I heard the member speak earlier about the situation he had with the condo development people. It is a good point. I do not think, in many of these cases, these people should be allowed to prohibit someone else from flying the national flag.

What about provincial flags? It is the same story. If I am not mistaken, I believe provincial flags are also owned by the Government of Canada. So, why are provincial flags not in here as well? I would suggest that could be the case.

The province of Quebec says that the provincial government buildings are not allowed to have many emblems on them regarding the Government of Canada, if I am not mistaken. Would we go to the province of Quebec and tell it we are going to serve it with an order and a prison term not exceeding two years and so forth?

We can see the layers and the problems that we would face with this. I would respectfully say that despite the good intentions of the bill, there is nothing we could amend in committee that would ensure these intentions remain just that, good intentions, as opposed to the problems that we would create and the situations that I have illustrated here.

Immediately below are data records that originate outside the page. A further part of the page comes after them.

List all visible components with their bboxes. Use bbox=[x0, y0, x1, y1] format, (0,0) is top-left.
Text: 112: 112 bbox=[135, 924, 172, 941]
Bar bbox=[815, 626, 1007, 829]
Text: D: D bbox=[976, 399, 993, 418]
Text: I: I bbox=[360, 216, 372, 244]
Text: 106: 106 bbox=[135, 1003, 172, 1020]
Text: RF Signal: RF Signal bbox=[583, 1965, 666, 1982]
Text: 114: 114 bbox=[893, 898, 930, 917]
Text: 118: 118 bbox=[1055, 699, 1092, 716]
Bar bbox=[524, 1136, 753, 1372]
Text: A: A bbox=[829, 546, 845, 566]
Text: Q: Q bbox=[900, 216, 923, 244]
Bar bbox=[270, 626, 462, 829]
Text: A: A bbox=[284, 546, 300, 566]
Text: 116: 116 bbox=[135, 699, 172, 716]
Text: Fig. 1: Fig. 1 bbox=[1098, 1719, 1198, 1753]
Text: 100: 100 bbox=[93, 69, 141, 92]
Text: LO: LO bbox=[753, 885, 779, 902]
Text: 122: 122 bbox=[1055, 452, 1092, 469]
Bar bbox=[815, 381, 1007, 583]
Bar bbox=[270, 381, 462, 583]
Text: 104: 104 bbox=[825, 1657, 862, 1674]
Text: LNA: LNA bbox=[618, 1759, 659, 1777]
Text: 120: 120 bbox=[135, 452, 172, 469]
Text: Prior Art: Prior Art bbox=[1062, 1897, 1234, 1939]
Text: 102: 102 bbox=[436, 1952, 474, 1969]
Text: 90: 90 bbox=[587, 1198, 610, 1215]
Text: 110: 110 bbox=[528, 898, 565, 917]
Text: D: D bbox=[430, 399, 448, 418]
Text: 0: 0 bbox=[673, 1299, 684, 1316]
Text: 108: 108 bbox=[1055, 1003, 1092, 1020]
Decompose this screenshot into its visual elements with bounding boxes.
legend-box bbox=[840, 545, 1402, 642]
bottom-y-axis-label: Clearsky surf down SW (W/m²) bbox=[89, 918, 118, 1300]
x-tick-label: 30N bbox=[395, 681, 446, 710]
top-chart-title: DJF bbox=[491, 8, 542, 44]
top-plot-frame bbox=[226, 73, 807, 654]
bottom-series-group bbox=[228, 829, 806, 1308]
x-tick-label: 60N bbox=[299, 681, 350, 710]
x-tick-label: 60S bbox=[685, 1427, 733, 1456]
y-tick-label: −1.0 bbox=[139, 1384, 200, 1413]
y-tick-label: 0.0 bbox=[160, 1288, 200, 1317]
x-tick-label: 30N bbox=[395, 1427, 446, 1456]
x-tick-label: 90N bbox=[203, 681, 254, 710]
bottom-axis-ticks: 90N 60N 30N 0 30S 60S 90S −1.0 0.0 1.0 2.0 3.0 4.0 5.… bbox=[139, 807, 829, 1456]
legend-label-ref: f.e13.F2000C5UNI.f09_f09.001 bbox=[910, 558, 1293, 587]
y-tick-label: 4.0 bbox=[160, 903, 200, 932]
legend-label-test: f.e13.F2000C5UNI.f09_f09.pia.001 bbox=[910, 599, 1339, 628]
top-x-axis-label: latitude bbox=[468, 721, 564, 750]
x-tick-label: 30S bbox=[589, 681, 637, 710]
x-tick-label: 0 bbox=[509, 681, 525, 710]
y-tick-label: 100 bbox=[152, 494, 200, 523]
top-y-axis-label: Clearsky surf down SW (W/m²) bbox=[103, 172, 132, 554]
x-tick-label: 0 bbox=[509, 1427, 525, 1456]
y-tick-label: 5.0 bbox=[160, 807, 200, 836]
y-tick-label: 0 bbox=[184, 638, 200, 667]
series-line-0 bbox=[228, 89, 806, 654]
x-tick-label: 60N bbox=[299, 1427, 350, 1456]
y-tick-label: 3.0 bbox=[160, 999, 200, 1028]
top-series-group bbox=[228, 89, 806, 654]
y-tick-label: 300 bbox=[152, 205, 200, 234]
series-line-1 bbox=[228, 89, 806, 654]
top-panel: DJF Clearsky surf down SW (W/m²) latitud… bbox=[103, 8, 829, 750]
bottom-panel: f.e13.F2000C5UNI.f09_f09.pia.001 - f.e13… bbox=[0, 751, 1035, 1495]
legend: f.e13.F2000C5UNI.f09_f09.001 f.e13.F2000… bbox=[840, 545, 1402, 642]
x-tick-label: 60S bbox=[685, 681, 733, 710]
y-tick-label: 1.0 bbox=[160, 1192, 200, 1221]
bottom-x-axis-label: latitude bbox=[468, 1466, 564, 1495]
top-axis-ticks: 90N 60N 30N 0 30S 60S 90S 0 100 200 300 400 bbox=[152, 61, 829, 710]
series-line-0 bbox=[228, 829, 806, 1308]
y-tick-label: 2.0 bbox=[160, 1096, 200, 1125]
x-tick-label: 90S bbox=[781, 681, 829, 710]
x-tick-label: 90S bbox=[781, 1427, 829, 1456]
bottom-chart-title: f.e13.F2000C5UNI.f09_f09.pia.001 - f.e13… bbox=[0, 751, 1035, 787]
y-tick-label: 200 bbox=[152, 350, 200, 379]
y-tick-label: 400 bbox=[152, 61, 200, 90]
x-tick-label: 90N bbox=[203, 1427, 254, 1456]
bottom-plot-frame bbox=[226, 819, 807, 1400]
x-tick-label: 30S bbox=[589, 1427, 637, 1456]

It was tried in the United States in 2005. There were some changes that had to go through there. The bill was brought forward by Roscoe Bartlett. He was a member of the Republican Party and a member of the tea party faction of the party, if that actually exists. In any event, that is what he claimed. There were problems similar to what we are talking about here, and my hon. colleague from Jeanne-Le Ber mentioned the same thing.

I suspect that if we were to debate it today, it should have been a motion as opposed to a bill. That is why we are voting against this right now. I think there is another way of going about doing this. The ramifications within this particular proposed legislation, despite the good intentions, are not that functional, especially when we are dealing with the fact that we have the Attorney General of Canada petitioning provinces about doing this, and they have not really been brought into the discussion, as well. I am sure they would like to see much the same for their own flags.

I thank the House for this time, and I also would like to thank the member for his good intentions.